Jak zauważa portal money.pl, spadek dochodów budżetowych i konieczność wzmożonych wydatków spowoduje ogromny wzrost zadłużenia. Tylko z powodu kurczenia się gospodarki dochody publiczne spadną o około 5 proc. PKB.
Pod koniec stycznia 2020 zadłużenie Skarbu Państwa wynosiło ponad 987 mld złotych, jak wynika ze strony Ministerstwa Finansów. Ustanowiony w Konstytucji limit długu publicznego to 60 proc. PKB.
Pojawia się zatem pytanie, czy wzrost zadłużenia nie przekroczy limitu długu, który jest gwarantem bezpieczeństwa państwowej kasy. Ekonomista z Akademii Leona Koźmińskiego, prof. Jacek Tomkiewicz, w rozmowie z portalem przekonuje, że taki scenariusz nie grozi nam destabilizacją finansów publicznych.
– Powinniśmy zmieścić się poniżej ustawowych granic, ale na pewno odbędzie się to przy użyciu kreatywnej księgowości, która psuje przejrzystość stanu finansów państwa – stwierdza.

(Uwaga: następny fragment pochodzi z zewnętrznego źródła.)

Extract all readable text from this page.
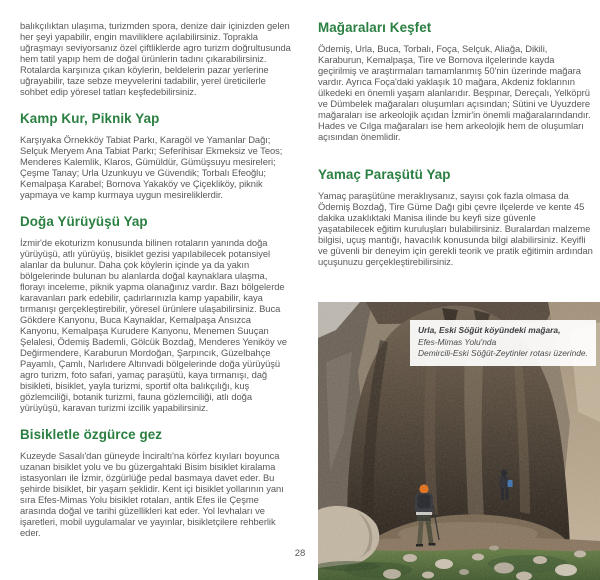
balıkçılıktan ulaşıma, turizmden spora, denize dair içinizden gelen her şeyi yapabilir, engin maviliklere açılabilirsiniz. Toprakla uğraşmayı seviyorsanız özel çiftliklerde agro turizm doğrultusunda hem tatil yapıp hem de doğal ürünlerin tadını çıkarabilirsiniz. Rotalarda karşınıza çıkan köylerin, beldelerin pazar yerlerine uğrayabilir, taze sebze meyvelerini tadabilir, yerel üreticilerle sohbet edip yöresel tatları keşfedebilirsiniz.

Kamp Kur, Piknik Yap

Karşıyaka Örnekköy Tabiat Parkı, Karagöl ve Yamanlar Dağı; Selçuk Meryem Ana Tabiat Parkı; Seferihisar Ekmeksiz ve Teos; Menderes Kalemlik, Klaros, Gümüldür, Gümüşsuyu mesireleri; Çeşme Tanay; Urla Uzunkuyu ve Güvendik; Torbalı Efeoğlu; Kemalpaşa Karabel; Bornova Yakaköy ve Çiçekliköy, piknik yapmaya ve kamp kurmaya uygun mesireliklerdir.

Doğa Yürüyüşü Yap

İzmir'de ekoturizm konusunda bilinen rotaların yanında doğa yürüyüşü, atlı yürüyüş, bisiklet gezisi yapılabilecek potansiyel alanlar da bulunur. Daha çok köylerin içinde ya da yakın bölgelerinde bulunan bu alanlarda doğal kaynaklara ulaşma, florayı inceleme, piknik yapma olanağınız vardır. Bazı bölgelerde karavanları park edebilir, çadırlarınızla kamp yapabilir, kaya tırmanışı gerçekleştirebilir, yöresel ürünlere ulaşabilirsiniz. Buca Gökdere Kanyonu, Buca Kaynaklar, Kemalpaşa Ansızca Kanyonu, Kemalpaşa Kurudere Kanyonu, Menemen Suuçan Şelalesi, Ödemiş Bademli, Gölcük Bozdağ, Menderes Yeniköy ve Değirmendere, Karaburun Mordoğan, Şarpıncık, Güzelbahçe Payamlı, Çamlı, Narlıdere Altınvadi bölgelerinde doğa yürüyüşü agro turizm, foto safari, yamaç paraşütü, kaya tırmanışı, dağ bisikleti, bisiklet, yayla turizmi, sportif olta balıkçılığı, kuş gözlemciliği, botanik turizmi, fauna gözlemciliği, atlı doğa yürüyüşü, karavan turizmi izcilik yapabilirsiniz.

Bisikletle özgürce gez

Kuzeyde Sasalı'dan güneyde İnciraltı'na körfez kıyıları boyunca uzanan bisiklet yolu ve bu güzergahtaki Bisim bisiklet kiralama istasyonları ile İzmir, özgürlüğe pedal basmaya davet eder. Bu şehirde bisiklet, bir yaşam şeklidir. Kent içi bisiklet yollarının yanı sıra Efes-Mimas Yolu bisiklet rotaları, antik Efes ile Çeşme arasında doğal ve tarihi güzellikleri kat eder. Yol levhaları ve işaretleri, mobil uygulamalar ve yayınlar, bisikletçilere rehberlik eder.

Mağaraları Keşfet

Ödemiş, Urla, Buca, Torbalı, Foça, Selçuk, Aliağa, Dikili, Karaburun, Kemalpaşa, Tire ve Bornova ilçelerinde kayda geçirilmiş ve araştırmaları tamamlanmış 50'nin üzerinde mağara vardır. Ayrıca Foça'daki yaklaşık 10 mağara, Akdeniz foklarının ülkedeki en önemli yaşam alanlarıdır. Beşpınar, Dereçalı, Yelköprü ve Dümbelek mağaraları oluşumları açısından; Sütini ve Uyuzdere mağaraları ise arkeolojik açıdan İzmir'in önemli mağaralarındandır. Hades ve Cılga mağaraları ise hem arkeolojik hem de oluşumları açısından önemlidir.

Yamaç Paraşütü Yap

Yamaç paraşütüne meraklıysanız, sayısı çok fazla olmasa da Ödemiş Bozdağ, Tire Güme Dağı gibi çevre ilçelerde ve kente 45 dakika uzaklıktaki Manisa ilinde bu keyfi size güvenle yaşatabilecek eğitim kuruluşları bulabilirsiniz. Buralardan malzeme bilgisi, uçuş mantığı, havacılık konusunda bilgi alabilirsiniz. Keyifli ve güvenli bir deneyim için gerekli teorik ve pratik eğitimin ardından uçuşunuzu gerçekleştirebilirsiniz.

Urla, Eski Söğüt köyündeki mağara,
Efes-Mimas Yolu'nda
Demircili-Eski Söğüt-Zeytinler rotası üzerinde.
28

– Przy optymistycznym scenariuszu, czyli stosunkowo niewielkim deficycie i szybkim odbiciu gospodarki, powinniśmy się zmieścić poniżej ustawowej granicy 55 proc. PKB – dodaje.
Ukryte zadłużenie Polski
Istnieje jednak ryzyko, że granica zostanie przekroczona. Wtedy trzeba będzie zastosować różne mechanizmy, pozwalające na nieoficjalne ominięcie regulacji. Na przykład część długu może wziąć na siebie Polski Fundusz Rozwoju, który nie jest częścią sektora finansów publicznych.
Warto pamiętać, że istnieje również ukryty dług publiczny. Ekonomiści zaś ostrzegają, że jest on znacznie wyższy niż ten podany przez ministerstwo finansów. Jak pisaliśmy w INNPoland.pl w 2018 roku, nieoficjalna kwota podana przez GUS wynosiła prawie 5 bln złotych, co stanowiło 276 proc. produktu krajowego brutto.